慰安婦像をバスに乗せるだけではなく、像を乗せたバスが日本大使館近くを通るときには、慰安婦映画で使われた音楽が流されていたのだ。
本当に、よくこんなことを考えつくもんだ。
なんでこれで、毎年ノーベル賞が取れないのか?
きっと、考え方の基準が世界と違うのだろう。
でも、この反日パフォーマンスはやり過ぎ。
それで菅官房長官が「あってはならないことだ」と、これを批判した。
外務省の幹部もイラッときたようだ。
中央日報の記事(2017年08月15日)から。
「日韓双方が、未来志向で両国関係の発展に向けて努力している中で、こうした行為は水を差しかねないものだと懸念している」という立場を表したが、官房長官が市内バスの少女像に対する立場を表明したのは初めて。

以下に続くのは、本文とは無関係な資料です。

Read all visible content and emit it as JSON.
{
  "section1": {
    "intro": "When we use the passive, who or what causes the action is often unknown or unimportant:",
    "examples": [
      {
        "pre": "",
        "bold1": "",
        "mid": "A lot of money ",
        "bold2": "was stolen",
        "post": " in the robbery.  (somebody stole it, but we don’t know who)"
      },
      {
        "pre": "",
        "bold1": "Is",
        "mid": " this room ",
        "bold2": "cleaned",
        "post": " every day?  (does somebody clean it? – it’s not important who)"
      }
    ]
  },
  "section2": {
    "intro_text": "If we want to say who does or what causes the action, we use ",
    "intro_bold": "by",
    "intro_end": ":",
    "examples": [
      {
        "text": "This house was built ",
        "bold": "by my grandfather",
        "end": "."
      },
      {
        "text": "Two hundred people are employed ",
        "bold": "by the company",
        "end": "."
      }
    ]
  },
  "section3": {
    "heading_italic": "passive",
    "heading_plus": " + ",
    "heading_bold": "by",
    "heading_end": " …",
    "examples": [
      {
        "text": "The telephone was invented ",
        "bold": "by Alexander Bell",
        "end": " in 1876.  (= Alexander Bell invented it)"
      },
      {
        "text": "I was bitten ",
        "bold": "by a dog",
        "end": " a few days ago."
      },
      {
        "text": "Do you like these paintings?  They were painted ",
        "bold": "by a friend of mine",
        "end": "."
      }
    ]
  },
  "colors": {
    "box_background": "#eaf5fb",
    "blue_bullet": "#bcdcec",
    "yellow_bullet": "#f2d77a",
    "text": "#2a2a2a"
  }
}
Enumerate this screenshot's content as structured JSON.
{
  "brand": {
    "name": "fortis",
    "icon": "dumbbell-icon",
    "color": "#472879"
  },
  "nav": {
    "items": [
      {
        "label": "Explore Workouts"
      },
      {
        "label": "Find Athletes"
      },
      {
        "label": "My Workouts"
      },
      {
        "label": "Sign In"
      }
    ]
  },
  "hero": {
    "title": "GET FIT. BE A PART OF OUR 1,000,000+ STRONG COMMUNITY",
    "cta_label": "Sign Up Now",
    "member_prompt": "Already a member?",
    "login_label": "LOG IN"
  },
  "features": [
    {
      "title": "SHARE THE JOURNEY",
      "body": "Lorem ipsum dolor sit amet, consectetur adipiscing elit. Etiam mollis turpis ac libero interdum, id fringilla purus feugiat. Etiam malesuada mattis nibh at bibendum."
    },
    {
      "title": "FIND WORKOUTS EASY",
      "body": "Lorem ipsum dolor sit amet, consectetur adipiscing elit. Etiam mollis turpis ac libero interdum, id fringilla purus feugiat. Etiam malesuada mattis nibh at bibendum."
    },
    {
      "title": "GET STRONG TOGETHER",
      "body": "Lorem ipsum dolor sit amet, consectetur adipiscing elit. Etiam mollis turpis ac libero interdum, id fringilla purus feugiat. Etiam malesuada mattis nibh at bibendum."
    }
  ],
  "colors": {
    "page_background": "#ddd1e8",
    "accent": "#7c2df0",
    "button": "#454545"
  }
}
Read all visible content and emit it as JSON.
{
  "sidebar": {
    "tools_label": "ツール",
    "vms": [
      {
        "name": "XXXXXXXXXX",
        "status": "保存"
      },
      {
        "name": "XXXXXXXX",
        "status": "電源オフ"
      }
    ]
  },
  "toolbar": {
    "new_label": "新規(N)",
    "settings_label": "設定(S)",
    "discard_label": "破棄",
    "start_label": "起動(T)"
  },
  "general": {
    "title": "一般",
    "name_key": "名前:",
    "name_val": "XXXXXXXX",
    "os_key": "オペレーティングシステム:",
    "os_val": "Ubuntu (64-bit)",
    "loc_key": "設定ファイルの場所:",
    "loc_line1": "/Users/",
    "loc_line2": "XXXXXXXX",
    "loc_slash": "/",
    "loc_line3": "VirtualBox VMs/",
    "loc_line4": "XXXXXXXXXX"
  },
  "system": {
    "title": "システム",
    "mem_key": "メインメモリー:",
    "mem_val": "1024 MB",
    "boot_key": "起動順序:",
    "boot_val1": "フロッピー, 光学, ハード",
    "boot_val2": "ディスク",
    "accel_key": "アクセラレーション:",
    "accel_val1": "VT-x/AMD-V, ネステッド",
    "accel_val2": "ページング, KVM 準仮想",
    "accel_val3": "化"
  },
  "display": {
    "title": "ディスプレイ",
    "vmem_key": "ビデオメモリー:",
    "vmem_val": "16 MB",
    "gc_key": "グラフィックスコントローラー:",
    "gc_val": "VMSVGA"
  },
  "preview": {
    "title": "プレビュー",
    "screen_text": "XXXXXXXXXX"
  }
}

日本は、2015年の日韓合意で約束したことを全て行っている。
それで韓国側がしたのがこれ。
それでも日本は日韓友好のために努力している。
けな気というか、日本は本当に忍耐強い。
というか、韓国への見方や対応が根本的に間違ってないか?
バスに慰安婦像を乗せることを許可したのはソウル市。
当然、市長もこのアイデアに賛成しているはず。
賛成どころか、これを熱烈に支持していた。
市長も慰安婦像と同じバスに乗って、それをマスコミに取材させている。
朝日新聞の記事(2017年8月14日)で像を視察した市長は、慰安婦合意についてこんな見解を示していた。
「長く時間がかかっても、少なくとも国民が情緒上納得できる新たな合意に至るべきだ」
言っていることは、慰安婦映画を見た感想と変わらない。
「日本は慰安婦問題を終わらせようとしている」
「まずは加害者が謝罪をするべきだ」
これと同じ。
韓国の政治家として大事なことは、国民の情緒を納得させること。
その大きなものが、人々の反日感情を満たすこと。
それで朴氏もこんな反日行為に乗っかっている。
上の記事にある画像を見てほしい。
朴市長は慰安婦像の手に自分の手を重ねている。
慰安婦像に寄りそう姿は韓国人には受けていた。
これが国民情緒を納得させる方法らしい。
でも個人的には、慰安婦像をバスに乗せて市内を走らせるという発想や市長のパフォーマンスには、強烈な違和感を感じた。
日本人と韓国人には、考え方や価値観に決定的な違いがある。
この一件でそれがよく分かった。
韓国の政治家の場合、国民の支持がほしかったら、反日愛国の感情に訴えるのが手っ取り早いし効果的だ。
何より、反日はリスクが少ない。
ソウル市長として初の三選に成功した背景には、こういう姿勢があったわけだ。
ここまでは、朴市長の反日のはなし。
次回は、朴市長の用日について書いていきます。
国内では反日を叫んで国民の情緒を納得させるけど、日本に対しては、技術や資金などの利益を得ようとする。
韓国の利益のために、日本を有効に利用する。
でも、これは悪いことではない。
国益のために他国を利用することは、どこの国もやっている。
この点については、日本も韓国に学ぶべきだと思う。
でも日本人の反応を見ていると、反日と用日の両立はもうむずかしくなっているようだ。